Skimmed the article quickly. This is a practical application of a timing attack on AES by Bernstein. They seem to be able to recover complete keys in all SSL libraries tested(gcrypt, openssl and polarssl). This is also completely fixed by using the hardware AES implementation in recent processors, so should basically fix itself with time as all the cloud providers upgrade systems.
Does anyone know if AES is particularly susceptible to these side-channel attacks? Are the Bernstein constructs in NaCl safer because of being easier to implement in constant time?
Edit: Apparently NaCl even includes a constant time AES implementation[1] so it would be nice to have seen it compared in this paper.
What's important is not only "constant time implementation" but rather, as it is written on the page you linked that there are "no data-dependent branches".
Because when you have branches, even if they are perfectly balanced in time (i.e., number of instructions), it is still possible to attack on recent processors with pipelines (like in smartphones for instance), because the processor will start computing the more probable branch in advance (and if you know how it works you can compute which branch that is) and then it will actually be faster if it is actually this branch that is taken than if it is the other. It's a bit like cache timing attacks, but with code instead of data.
I was reading the features page in the NaCl site and it seems timing attacks require very careful coding to avoid. The processor will leak information all over the place (instruction count, TLB, cache, etc). NaCl even includes constant time 16 and 32 byte string comparison functions.

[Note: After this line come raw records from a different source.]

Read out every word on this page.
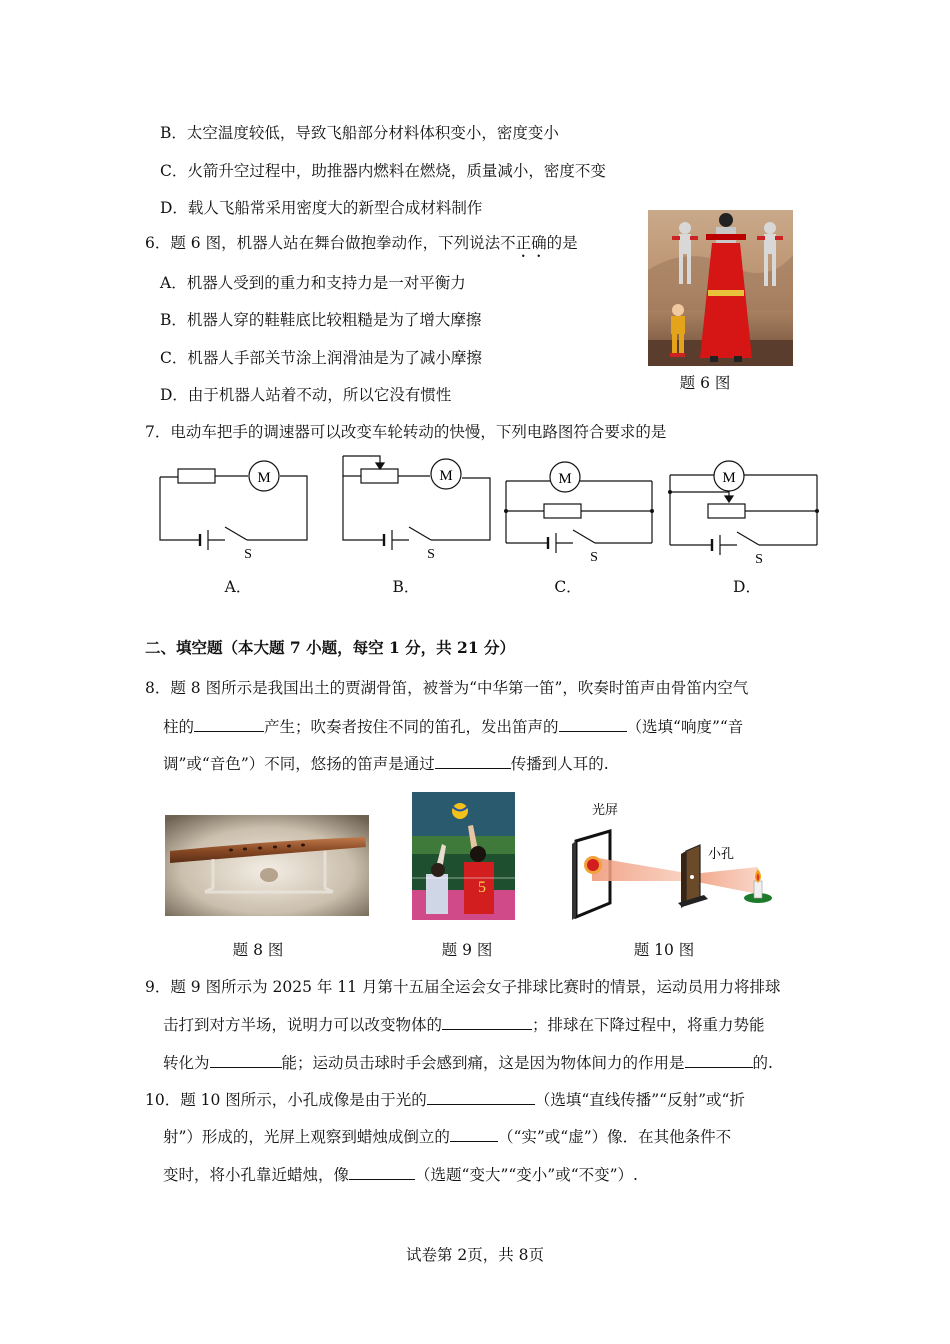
B．太空温度较低，导致飞船部分材料体积变小，密度变小
C．火箭升空过程中，助推器内燃料在燃烧，质量减小，密度不变
D．载人飞船常采用密度大的新型合成材料制作
6．题 6 图，机器人站在舞台做抱拳动作，下列说法不正确的是
A．机器人受到的重力和支持力是一对平衡力
B．机器人穿的鞋鞋底比较粗糙是为了增大摩擦
C．机器人手部关节涂上润滑油是为了减小摩擦
D．由于机器人站着不动，所以它没有惯性
题 6 图
7．电动车把手的调速器可以改变车轮转动的快慢，下列电路图符合要求的是
M
S
A．
M
S
B．
M
S
C．
M
S
D．
二、填空题（本大题 7 小题，每空 1 分，共 21 分）
8．题 8 图所示是我国出土的贾湖骨笛，被誉为“中华第一笛”，吹奏时笛声由骨笛内空气
柱的	产生；吹奏者按住不同的笛孔，发出笛声的	（选填“响度”“音
调”或“音色”）不同，悠扬的笛声是通过	传播到人耳的.
题 8 图
5
题 9 图
光屏
小孔
题 10 图
9．题 9 图所示为 2025 年 11 月第十五届全运会女子排球比赛时的情景，运动员用力将排球
击打到对方半场，说明力可以改变物体的	；排球在下降过程中，将重力势能
转化为	能；运动员击球时手会感到痛，这是因为物体间力的作用是	的.
10．题 10 图所示，小孔成像是由于光的	（选填“直线传播”“反射”或“折
射”）形成的，光屏上观察到蜡烛成倒立的	（“实”或“虚”）像．在其他条件不
变时，将小孔靠近蜡烛，像	（选题“变大”“变小”或“不变”）.
试卷第 2页，共 8页
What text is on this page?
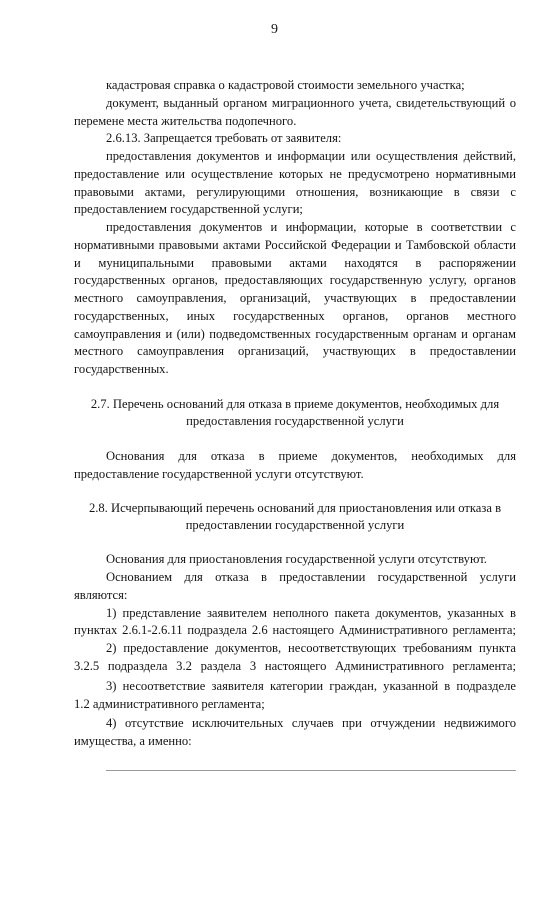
9

кадастровая справка о кадастровой стоимости земельного участка;

документ, выданный органом миграционного учета, свидетельствующий о

перемене места жительства подопечного.

2.6.13. Запрещается требовать от заявителя:

предоставления документов и информации или осуществления действий,

предоставление или осуществление которых не предусмотрено нормативными

правовыми актами, регулирующими отношения, возникающие в связи с

предоставлением государственной услуги;

предоставления документов и информации, которые в соответствии с

нормативными правовыми актами Российской Федерации и Тамбовской области

и муниципальными правовыми актами находятся в распоряжении

государственных органов, предоставляющих государственную услугу, органов

местного самоуправления, организаций, участвующих в предоставлении

государственных, иных государственных органов, органов местного

самоуправления и (или) подведомственных государственным органам и органам

местного самоуправления организаций, участвующих в предоставлении

государственных.

2.7. Перечень оснований для отказа в приеме документов, необходимых для

предоставления государственной услуги

Основания для отказа в приеме документов, необходимых для

предоставление государственной услуги отсутствуют.

2.8. Исчерпывающий перечень оснований для приостановления или отказа в

предоставлении государственной услуги

Основания для приостановления государственной услуги отсутствуют.

Основанием для отказа в предоставлении государственной услуги

являются:

1) представление заявителем неполного пакета документов, указанных в

пунктах 2.6.1-2.6.11 подраздела 2.6 настоящего Административного регламента;

2) предоставление документов, несоответствующих требованиям пункта

3.2.5 подраздела 3.2 раздела 3 настоящего Административного регламента;

3) несоответствие заявителя категории граждан, указанной в подразделе

1.2 административного регламента;

4) отсутствие исключительных случаев при отчуждении недвижимого

имущества, а именно:
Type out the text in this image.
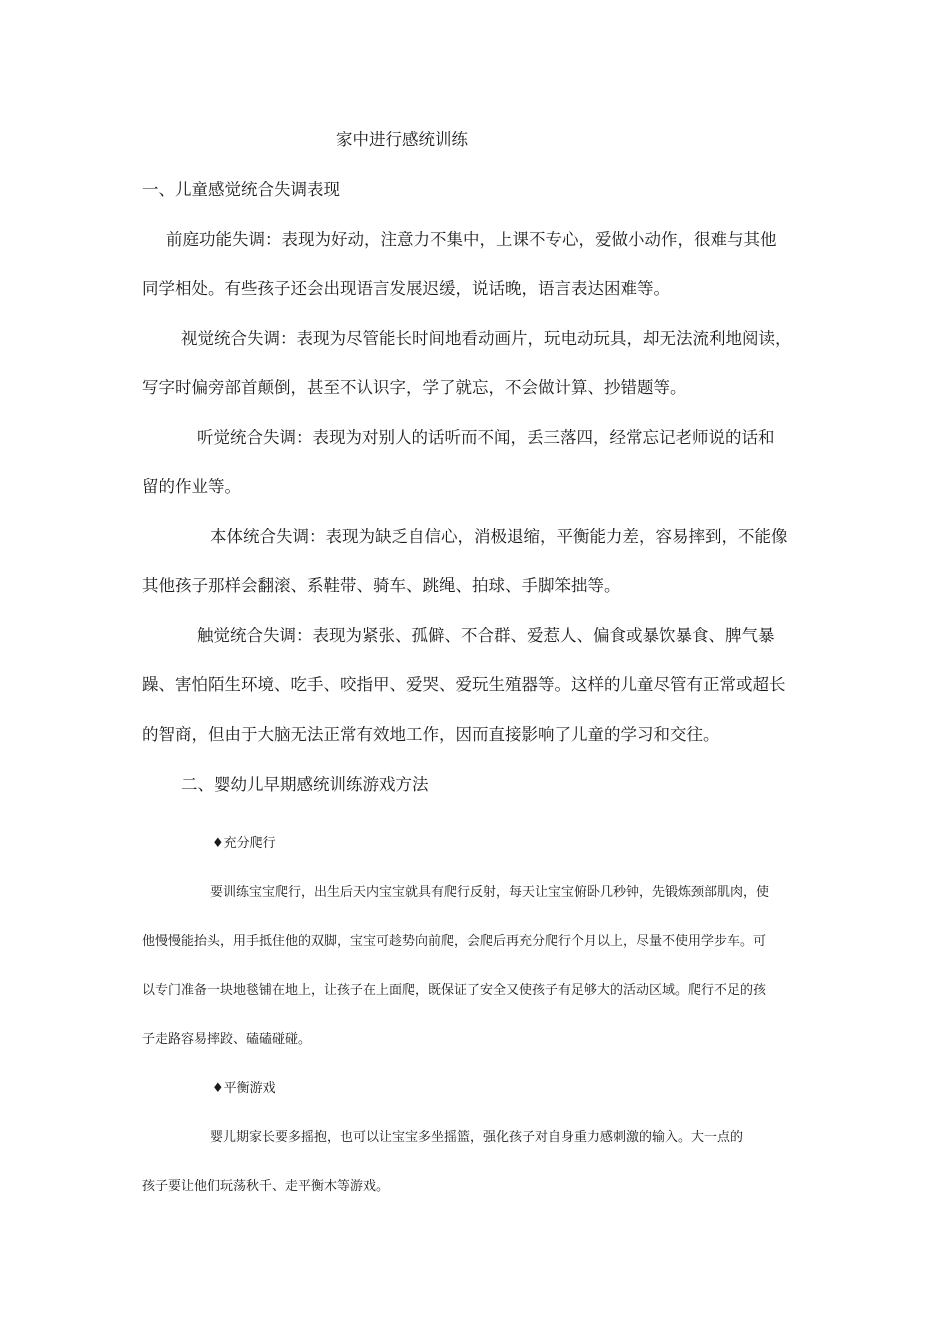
家中进行感统训练
一、儿童感觉统合失调表现
前庭功能失调：表现为好动，注意力不集中，上课不专心，爱做小动作，很难与其他
同学相处。有些孩子还会出现语言发展迟缓，说话晚，语言表达困难等。
视觉统合失调：表现为尽管能长时间地看动画片，玩电动玩具，却无法流利地阅读，
写字时偏旁部首颠倒，甚至不认识字，学了就忘，不会做计算、抄错题等。
听觉统合失调：表现为对别人的话听而不闻，丢三落四，经常忘记老师说的话和
留的作业等。
本体统合失调：表现为缺乏自信心，消极退缩，平衡能力差，容易摔到，不能像
其他孩子那样会翻滚、系鞋带、骑车、跳绳、拍球、手脚笨拙等。
触觉统合失调：表现为紧张、孤僻、不合群、爱惹人、偏食或暴饮暴食、脾气暴
躁、害怕陌生环境、吃手、咬指甲、爱哭、爱玩生殖器等。这样的儿童尽管有正常或超长
的智商，但由于大脑无法正常有效地工作，因而直接影响了儿童的学习和交往。
二、婴幼儿早期感统训练游戏方法
♦充分爬行
要训练宝宝爬行，出生后天内宝宝就具有爬行反射，每天让宝宝俯卧几秒钟，先锻炼颈部肌肉，使
他慢慢能抬头，用手抵住他的双脚，宝宝可趁势向前爬，会爬后再充分爬行个月以上，尽量不使用学步车。可
以专门准备一块地毯铺在地上，让孩子在上面爬，既保证了安全又使孩子有足够大的活动区域。爬行不足的孩
子走路容易摔跤、磕磕碰碰。
♦平衡游戏
婴儿期家长要多摇抱，也可以让宝宝多坐摇篮，强化孩子对自身重力感刺激的输入。大一点的
孩子要让他们玩荡秋千、走平衡木等游戏。
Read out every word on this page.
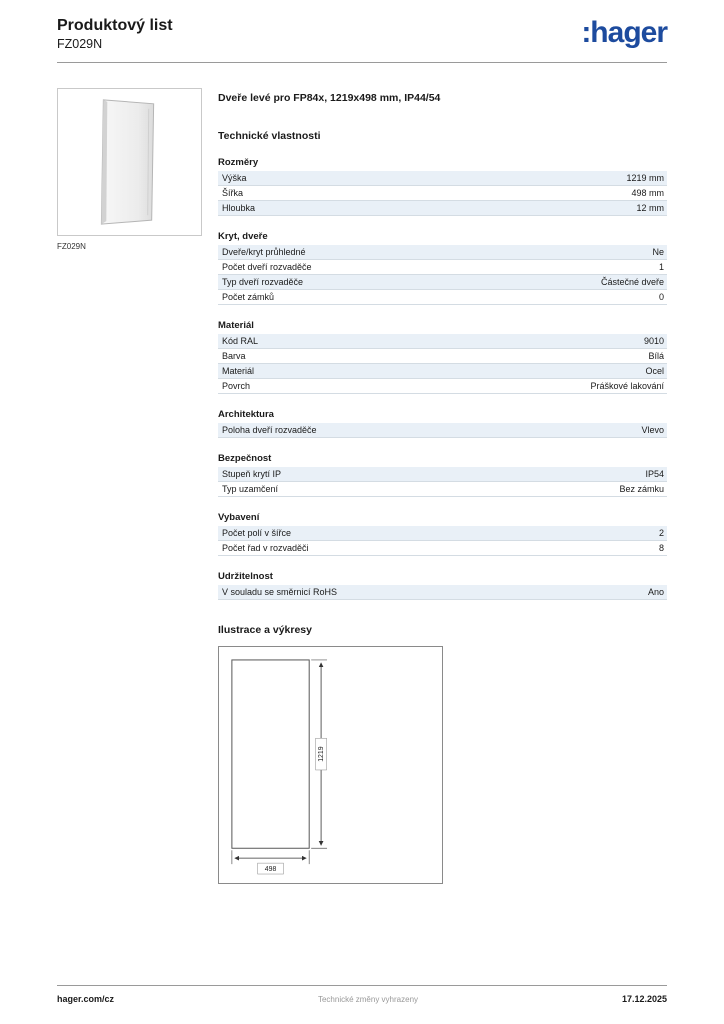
Produktový list
FZ029N	:hager
FZ029N
Dveře levé pro FP84x, 1219x498 mm, IP44/54
Technické vlastnosti
Rozměry
Výška	1219 mm
Šířka	498 mm
Hloubka	12 mm
Kryt, dveře
Dveře/kryt průhledné	Ne
Počet dveří rozvaděče	1
Typ dveří rozvaděče	Částečné dveře
Počet zámků	0
Materiál
Kód RAL	9010
Barva	Bílá
Materiál	Ocel
Povrch	Práškové lakování
Architektura
Poloha dveří rozvaděče	Vlevo
Bezpečnost
Stupeň krytí IP	IP54
Typ uzamčení	Bez zámku
Vybavení
Počet polí v šířce	2
Počet řad v rozvaděči	8
Udržitelnost
V souladu se směrnicí RoHS	Ano
Ilustrace a výkresy
1219
498
hager.com/cz	Technické změny vyhrazeny	17.12.2025
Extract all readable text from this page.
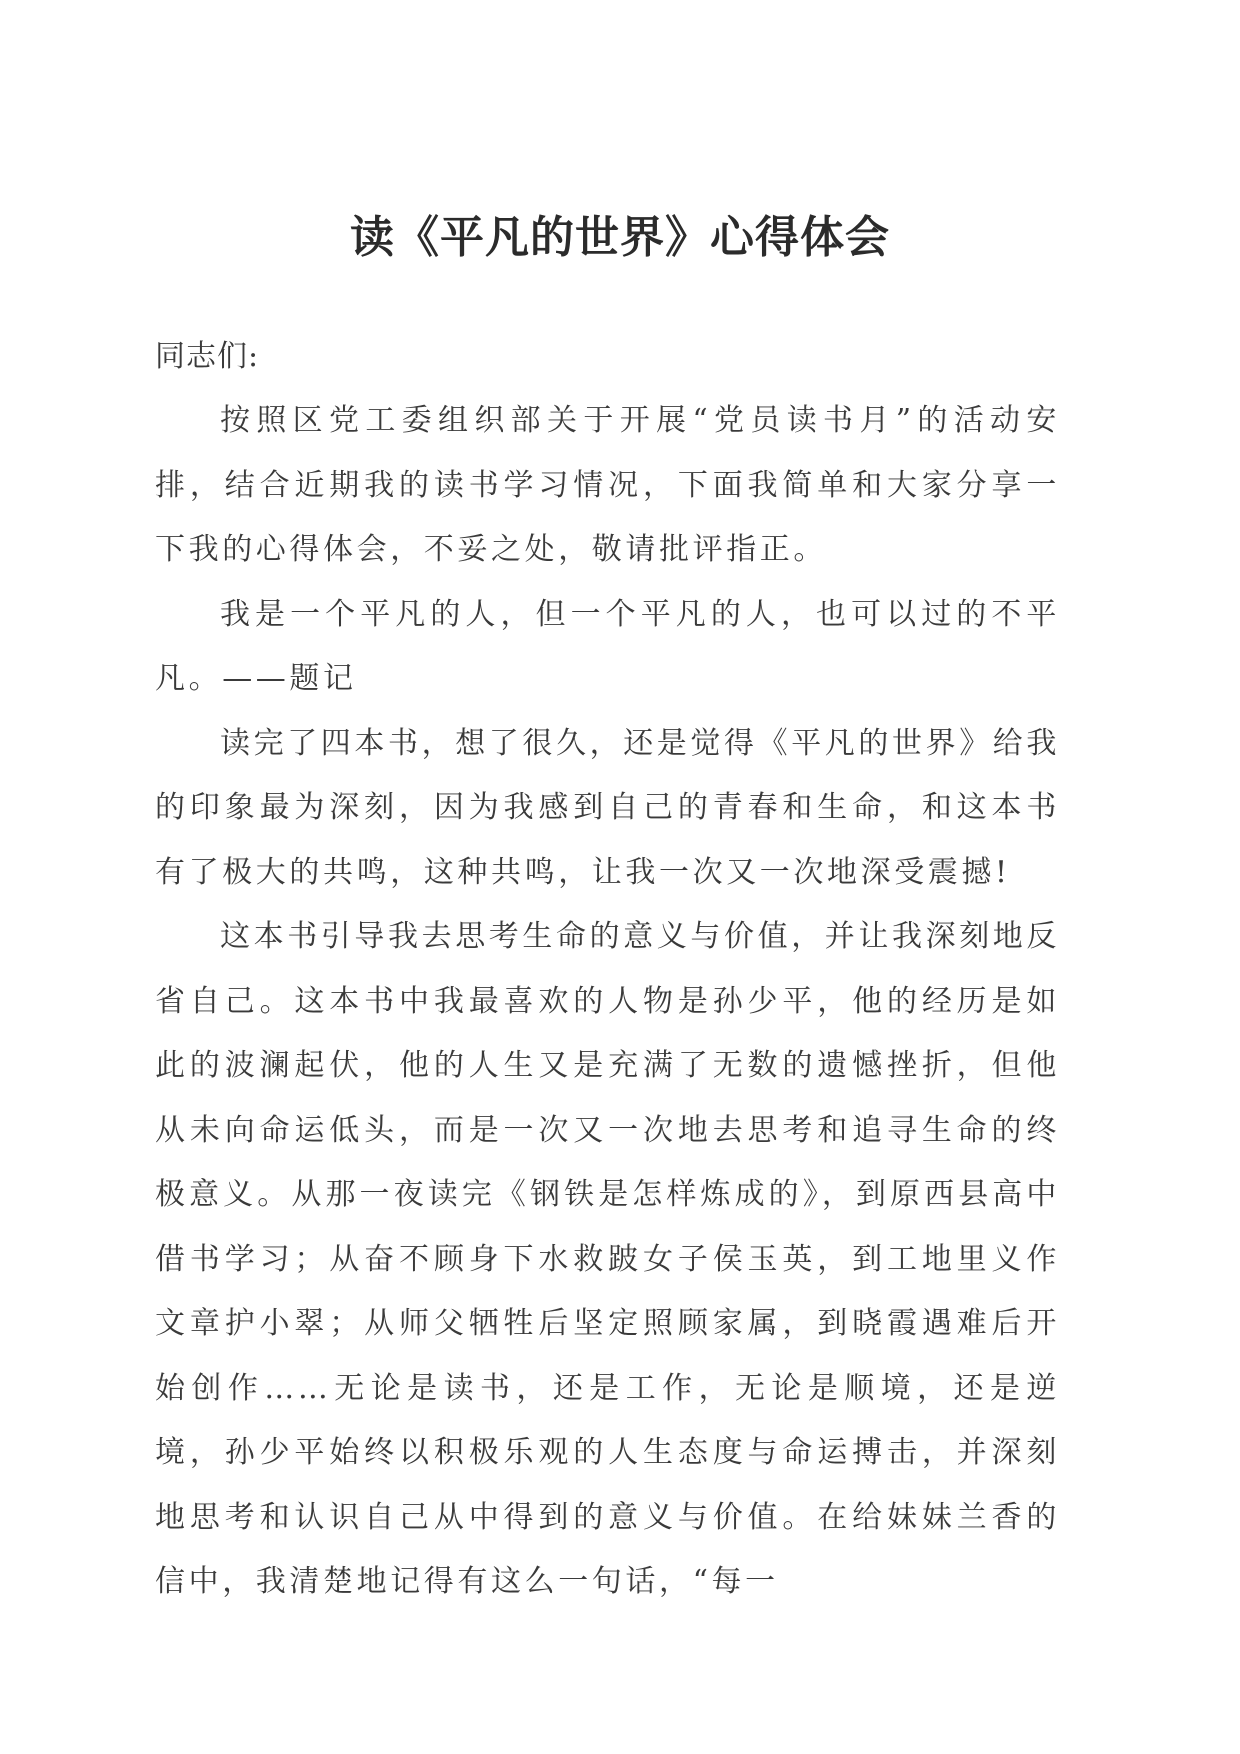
读《平凡的世界》心得体会

同志们:

按照区党工委组织部关于开展“党员读书月”的活动安排，结合近期我的读书学习情况，下面我简单和大家分享一下我的心得体会，不妥之处，敬请批评指正。

我是一个平凡的人，但一个平凡的人，也可以过的不平凡。——题记

读完了四本书，想了很久，还是觉得《平凡的世界》给我的印象最为深刻，因为我感到自己的青春和生命，和这本书有了极大的共鸣，这种共鸣，让我一次又一次地深受震撼!

这本书引导我去思考生命的意义与价值，并让我深刻地反省自己。这本书中我最喜欢的人物是孙少平，他的经历是如此的波澜起伏，他的人生又是充满了无数的遗憾挫折，但他从未向命运低头，而是一次又一次地去思考和追寻生命的终极意义。从那一夜读完《钢铁是怎样炼成的》，到原西县高中借书学习；从奋不顾身下水救跛女子侯玉英，到工地里义作文章护小翠；从师父牺牲后坚定照顾家属，到晓霞遇难后开始创作……无论是读书，还是工作，无论是顺境，还是逆境，孙少平始终以积极乐观的人生态度与命运搏击，并深刻地思考和认识自己从中得到的意义与价值。在给妹妹兰香的信中，我清楚地记得有这么一句话，“每一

Instead of hoping everyone writes constant-time code are Intel/AMD working on virtualization extensions to fix these? Maybe allowing high-end CPUs to partition their cache/TLBs/BPUs per virtual host and virtualizing the instruction pointer and other cross-VM leaks.
Using the AES-NI instructions completely gets rid of the attack on AES, and hopefully future ciphers will be designed from the start for side channel resistance.
> Using the AES-NI instructions completely gets rid of the attack on AES.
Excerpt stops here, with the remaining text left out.